By Aishwarya Devasthali, Project Research Associate, Maritime History Society
Maritime History Society takes dives deep into the ocean of knowledge to know more about India’s rich maritime past and to awaken heritage consciousness amongst Indians. Today, when the whole world is relentlessly fighting the pandemic, there are some islands isolated from the mainstream societies, yet deeply affected due to the virus.
Small islands around the world are rich in remarkable landscapes. They offer an opportunity to trace a strong link between nature and civilisations. These are the sensitive territories which at times are very vulnerable to environmental changes. They face many issues related to sustainability, water, energy and waste management. Often, heritage conservation and tourism practices conflict with their natural and cultural identities.
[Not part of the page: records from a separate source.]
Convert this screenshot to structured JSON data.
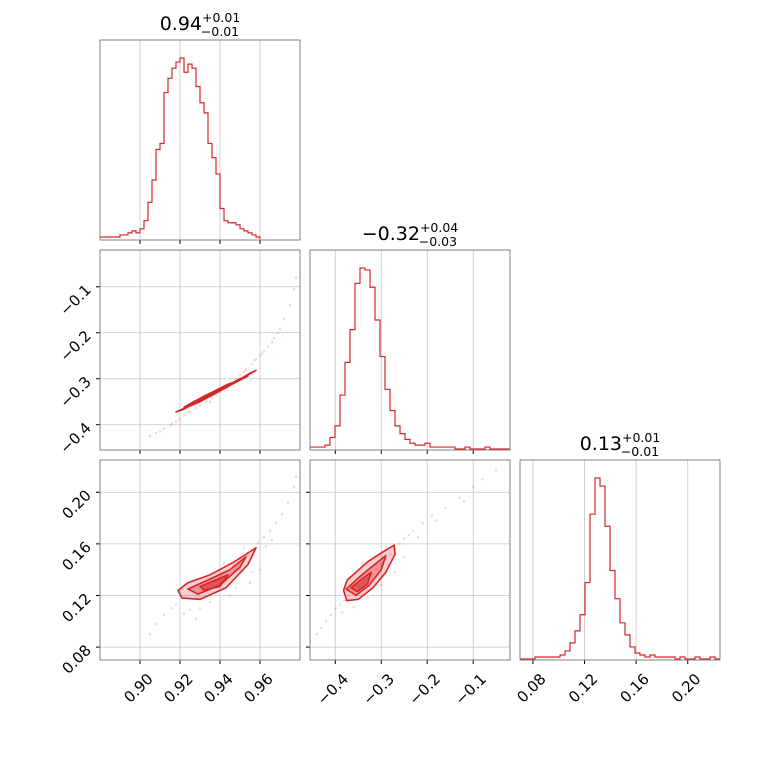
{
  "colors": {
    "series": "#d62728",
    "frame": "#808080",
    "grid": "#c4c4c4"
  },
  "chart_data": {
    "type": "corner",
    "parameters": [
      {
        "range": [
          0.88,
          0.98
        ],
        "ticks": [
          0.9,
          0.92,
          0.94,
          0.96
        ],
        "tick_labels": [
          "0.90",
          "0.92",
          "0.94",
          "0.96"
        ]
      },
      {
        "range": [
          -0.455,
          -0.02
        ],
        "ticks": [
          -0.4,
          -0.3,
          -0.2,
          -0.1
        ],
        "tick_labels": [
          "−0.4",
          "−0.3",
          "−0.2",
          "−0.1"
        ]
      },
      {
        "range": [
          0.07,
          0.225
        ],
        "ticks": [
          0.08,
          0.12,
          0.16,
          0.2
        ],
        "tick_labels": [
          "0.08",
          "0.12",
          "0.16",
          "0.20"
        ]
      }
    ],
    "titles": [
      {
        "main": "0.94",
        "sup": "+0.01",
        "sub": "−0.01"
      },
      {
        "main": "−0.32",
        "sup": "+0.04",
        "sub": "−0.03"
      },
      {
        "main": "0.13",
        "sup": "+0.01",
        "sub": "−0.01"
      }
    ],
    "histograms": [
      {
        "x_start": 0.88,
        "bin_width": 0.002,
        "counts": [
          1,
          1,
          1,
          1,
          1,
          2,
          2,
          3,
          4,
          3,
          5,
          9,
          18,
          29,
          44,
          47,
          72,
          79,
          84,
          87,
          89,
          82,
          86,
          84,
          75,
          67,
          62,
          47,
          40,
          32,
          15,
          9,
          8,
          8,
          7,
          5,
          4,
          3,
          2,
          1
        ]
      },
      {
        "x_start": -0.455,
        "bin_width": 0.010875,
        "counts": [
          1,
          1,
          1,
          2,
          6,
          12,
          28,
          45,
          62,
          86,
          94,
          93,
          84,
          67,
          48,
          31,
          20,
          12,
          8,
          5,
          3,
          2,
          2,
          3,
          1,
          1,
          1,
          1,
          1,
          0,
          0,
          1,
          0,
          0,
          0,
          1,
          0,
          0,
          0,
          0
        ]
      },
      {
        "x_start": 0.07,
        "bin_width": 0.003875,
        "counts": [
          0,
          0,
          0,
          1,
          1,
          1,
          1,
          1,
          2,
          4,
          8,
          14,
          22,
          38,
          72,
          90,
          86,
          66,
          44,
          30,
          18,
          12,
          6,
          3,
          2,
          1,
          2,
          1,
          1,
          1,
          1,
          0,
          1,
          0,
          0,
          1,
          0,
          0,
          1,
          0
        ]
      }
    ],
    "scatter": [
      {
        "x_param": 0,
        "y_param": 1,
        "points": [
          [
            0.905,
            -0.425
          ],
          [
            0.908,
            -0.418
          ],
          [
            0.91,
            -0.415
          ],
          [
            0.912,
            -0.408
          ],
          [
            0.915,
            -0.402
          ],
          [
            0.918,
            -0.393
          ],
          [
            0.92,
            -0.388
          ],
          [
            0.922,
            -0.38
          ],
          [
            0.925,
            -0.372
          ],
          [
            0.928,
            -0.364
          ],
          [
            0.93,
            -0.358
          ],
          [
            0.933,
            -0.35
          ],
          [
            0.936,
            -0.342
          ],
          [
            0.938,
            -0.336
          ],
          [
            0.94,
            -0.328
          ],
          [
            0.943,
            -0.32
          ],
          [
            0.946,
            -0.31
          ],
          [
            0.948,
            -0.3
          ],
          [
            0.95,
            -0.292
          ],
          [
            0.953,
            -0.28
          ],
          [
            0.956,
            -0.268
          ],
          [
            0.958,
            -0.258
          ],
          [
            0.961,
            -0.245
          ],
          [
            0.964,
            -0.23
          ],
          [
            0.967,
            -0.212
          ],
          [
            0.97,
            -0.192
          ],
          [
            0.972,
            -0.17
          ],
          [
            0.975,
            -0.14
          ],
          [
            0.977,
            -0.105
          ],
          [
            0.978,
            -0.08
          ],
          [
            0.962,
            -0.24
          ],
          [
            0.966,
            -0.22
          ],
          [
            0.969,
            -0.2
          ],
          [
            0.957,
            -0.26
          ],
          [
            0.952,
            -0.285
          ],
          [
            0.924,
            -0.372
          ],
          [
            0.916,
            -0.398
          ],
          [
            0.935,
            -0.35
          ],
          [
            0.945,
            -0.31
          ],
          [
            0.96,
            -0.25
          ]
        ],
        "contours": [
          [
            [
              0.918,
              -0.372
            ],
            [
              0.93,
              -0.35
            ],
            [
              0.942,
              -0.322
            ],
            [
              0.955,
              -0.288
            ],
            [
              0.958,
              -0.282
            ],
            [
              0.946,
              -0.31
            ],
            [
              0.934,
              -0.338
            ],
            [
              0.922,
              -0.366
            ]
          ],
          [
            [
              0.922,
              -0.362
            ],
            [
              0.934,
              -0.34
            ],
            [
              0.946,
              -0.312
            ],
            [
              0.954,
              -0.294
            ],
            [
              0.95,
              -0.3
            ],
            [
              0.938,
              -0.328
            ],
            [
              0.926,
              -0.352
            ]
          ],
          [
            [
              0.926,
              -0.352
            ],
            [
              0.938,
              -0.33
            ],
            [
              0.948,
              -0.306
            ],
            [
              0.944,
              -0.312
            ],
            [
              0.932,
              -0.338
            ]
          ]
        ]
      },
      {
        "x_param": 0,
        "y_param": 2,
        "points": [
          [
            0.905,
            0.09
          ],
          [
            0.908,
            0.098
          ],
          [
            0.912,
            0.105
          ],
          [
            0.916,
            0.11
          ],
          [
            0.918,
            0.113
          ],
          [
            0.922,
            0.106
          ],
          [
            0.925,
            0.109
          ],
          [
            0.928,
            0.118
          ],
          [
            0.931,
            0.124
          ],
          [
            0.934,
            0.127
          ],
          [
            0.938,
            0.131
          ],
          [
            0.941,
            0.136
          ],
          [
            0.944,
            0.139
          ],
          [
            0.947,
            0.143
          ],
          [
            0.951,
            0.147
          ],
          [
            0.954,
            0.151
          ],
          [
            0.957,
            0.155
          ],
          [
            0.959,
            0.161
          ],
          [
            0.962,
            0.165
          ],
          [
            0.965,
            0.17
          ],
          [
            0.968,
            0.176
          ],
          [
            0.971,
            0.183
          ],
          [
            0.974,
            0.192
          ],
          [
            0.977,
            0.204
          ],
          [
            0.978,
            0.212
          ],
          [
            0.935,
            0.115
          ],
          [
            0.945,
            0.12
          ],
          [
            0.955,
            0.13
          ],
          [
            0.96,
            0.14
          ],
          [
            0.93,
            0.11
          ],
          [
            0.92,
            0.125
          ],
          [
            0.94,
            0.13
          ],
          [
            0.95,
            0.14
          ],
          [
            0.963,
            0.158
          ],
          [
            0.966,
            0.163
          ],
          [
            0.928,
            0.102
          ],
          [
            0.948,
            0.126
          ],
          [
            0.956,
            0.138
          ],
          [
            0.942,
            0.145
          ],
          [
            0.952,
            0.157
          ]
        ],
        "contours": [
          [
            [
              0.919,
              0.124
            ],
            [
              0.924,
              0.13
            ],
            [
              0.935,
              0.136
            ],
            [
              0.947,
              0.146
            ],
            [
              0.955,
              0.154
            ],
            [
              0.958,
              0.157
            ],
            [
              0.954,
              0.144
            ],
            [
              0.943,
              0.126
            ],
            [
              0.93,
              0.117
            ],
            [
              0.921,
              0.118
            ]
          ],
          [
            [
              0.924,
              0.125
            ],
            [
              0.934,
              0.132
            ],
            [
              0.945,
              0.14
            ],
            [
              0.953,
              0.15
            ],
            [
              0.95,
              0.142
            ],
            [
              0.94,
              0.128
            ],
            [
              0.929,
              0.121
            ]
          ],
          [
            [
              0.93,
              0.127
            ],
            [
              0.938,
              0.132
            ],
            [
              0.944,
              0.136
            ],
            [
              0.94,
              0.127
            ],
            [
              0.932,
              0.124
            ]
          ]
        ]
      },
      {
        "x_param": 1,
        "y_param": 2,
        "points": [
          [
            -0.44,
            0.09
          ],
          [
            -0.43,
            0.095
          ],
          [
            -0.42,
            0.1
          ],
          [
            -0.41,
            0.105
          ],
          [
            -0.4,
            0.11
          ],
          [
            -0.39,
            0.113
          ],
          [
            -0.385,
            0.107
          ],
          [
            -0.38,
            0.116
          ],
          [
            -0.37,
            0.12
          ],
          [
            -0.36,
            0.124
          ],
          [
            -0.35,
            0.127
          ],
          [
            -0.34,
            0.13
          ],
          [
            -0.33,
            0.133
          ],
          [
            -0.32,
            0.137
          ],
          [
            -0.31,
            0.14
          ],
          [
            -0.3,
            0.144
          ],
          [
            -0.29,
            0.148
          ],
          [
            -0.28,
            0.152
          ],
          [
            -0.27,
            0.156
          ],
          [
            -0.26,
            0.16
          ],
          [
            -0.25,
            0.164
          ],
          [
            -0.24,
            0.167
          ],
          [
            -0.23,
            0.17
          ],
          [
            -0.21,
            0.176
          ],
          [
            -0.19,
            0.182
          ],
          [
            -0.16,
            0.188
          ],
          [
            -0.13,
            0.196
          ],
          [
            -0.1,
            0.204
          ],
          [
            -0.08,
            0.21
          ],
          [
            -0.05,
            0.217
          ],
          [
            -0.36,
            0.111
          ],
          [
            -0.33,
            0.118
          ],
          [
            -0.3,
            0.128
          ],
          [
            -0.27,
            0.138
          ],
          [
            -0.25,
            0.15
          ],
          [
            -0.29,
            0.158
          ],
          [
            -0.34,
            0.145
          ],
          [
            -0.22,
            0.165
          ],
          [
            -0.18,
            0.178
          ],
          [
            -0.12,
            0.193
          ]
        ],
        "contours": [
          [
            [
              -0.382,
              0.124
            ],
            [
              -0.374,
              0.132
            ],
            [
              -0.355,
              0.138
            ],
            [
              -0.33,
              0.146
            ],
            [
              -0.3,
              0.153
            ],
            [
              -0.272,
              0.159
            ],
            [
              -0.27,
              0.152
            ],
            [
              -0.29,
              0.138
            ],
            [
              -0.318,
              0.126
            ],
            [
              -0.35,
              0.117
            ],
            [
              -0.375,
              0.116
            ]
          ],
          [
            [
              -0.376,
              0.125
            ],
            [
              -0.352,
              0.133
            ],
            [
              -0.325,
              0.141
            ],
            [
              -0.29,
              0.151
            ],
            [
              -0.3,
              0.14
            ],
            [
              -0.326,
              0.128
            ],
            [
              -0.355,
              0.12
            ]
          ],
          [
            [
              -0.366,
              0.126
            ],
            [
              -0.345,
              0.132
            ],
            [
              -0.322,
              0.138
            ],
            [
              -0.33,
              0.129
            ],
            [
              -0.352,
              0.123
            ]
          ]
        ]
      }
    ]
  }
}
Thus, heritage management and conservation of monuments on the islands become matters of concern for these islands.
‘Elephanta Caves’, a coveted World Heritage Site, is situated in Gharapuri village in Uran Taluka of Raigad District. Gharapuri Island is a popular tourist destination because of the island’s cave temples that have been carved out of rock. It has a coastline of approximately 7 kms. These caves derive their name from a colossal statue of an elephant found by the Portuguese in the 15th century CE. Different dynasties held their sway over this island. Elephanta caves are known for their exceptional sculptural wealth and represent the mature phase of the rock-cut architecture. There is a total of seven caves, of which five are on the eastern hill, and two on the western. The interior of the main cave is relieved with a series of sculptured panels carved into the walls of the caves. The colossal image of Sadashiva is acclaimed to be the finest sculpture signifying the three different aspects of the Supreme – the Creator, the Preserver, and the Destroyer. Besides the caves, one can see the remains of a stupa on the eastern hill, a water cistern to the west of the main cave, and the cannons from the Portuguese times on the western hill. All these factors make the land famous as a tourist destination.
Nearly 850 people reside in the 275 houses located on the three villages of the island. On normal days, hundreds of tourists visit the cave temples on the island, but ever since the lockdown came into force, things have changed making the lives of locals miserable. Due to the lockdown, tourism activities have come to a halt at the island and this may probably go on for the next few months. Earlier, most of the island residents used to run small snack shops, restaurants and fruit juice centres, while some used to work as tourist guides for survival. But due to the lockdown, all of them are forced to be at home as they wait for the normal day-to-day life to resume. Even if the boat services resume giving a fight to the virus, the monsoon months from June to September will not witness any tourism. The people on the island will remain jobless for at least next six-seven months facing challenges for subsistence. The Novel Coronavirus has shown a serious need for looking into the medical needs of this island monument. It has also exposed the lack of proper transportation, medical and other such infrastructural facilities on the island.
The architectural and sculptural masterpiece of Elephanta is best known worldwide, and is included under Aadarsh Monument scheme by the Archaeological Survey of India. Under this scheme, the Government of India gives special attention towards it in order to enhance international tourism. This island monument, located 20 km away from the mainland, should be entitled to a differently designed scheme that pays attention to its coastal environment and the needs of the locals and the visitors. After all, this is our heritage!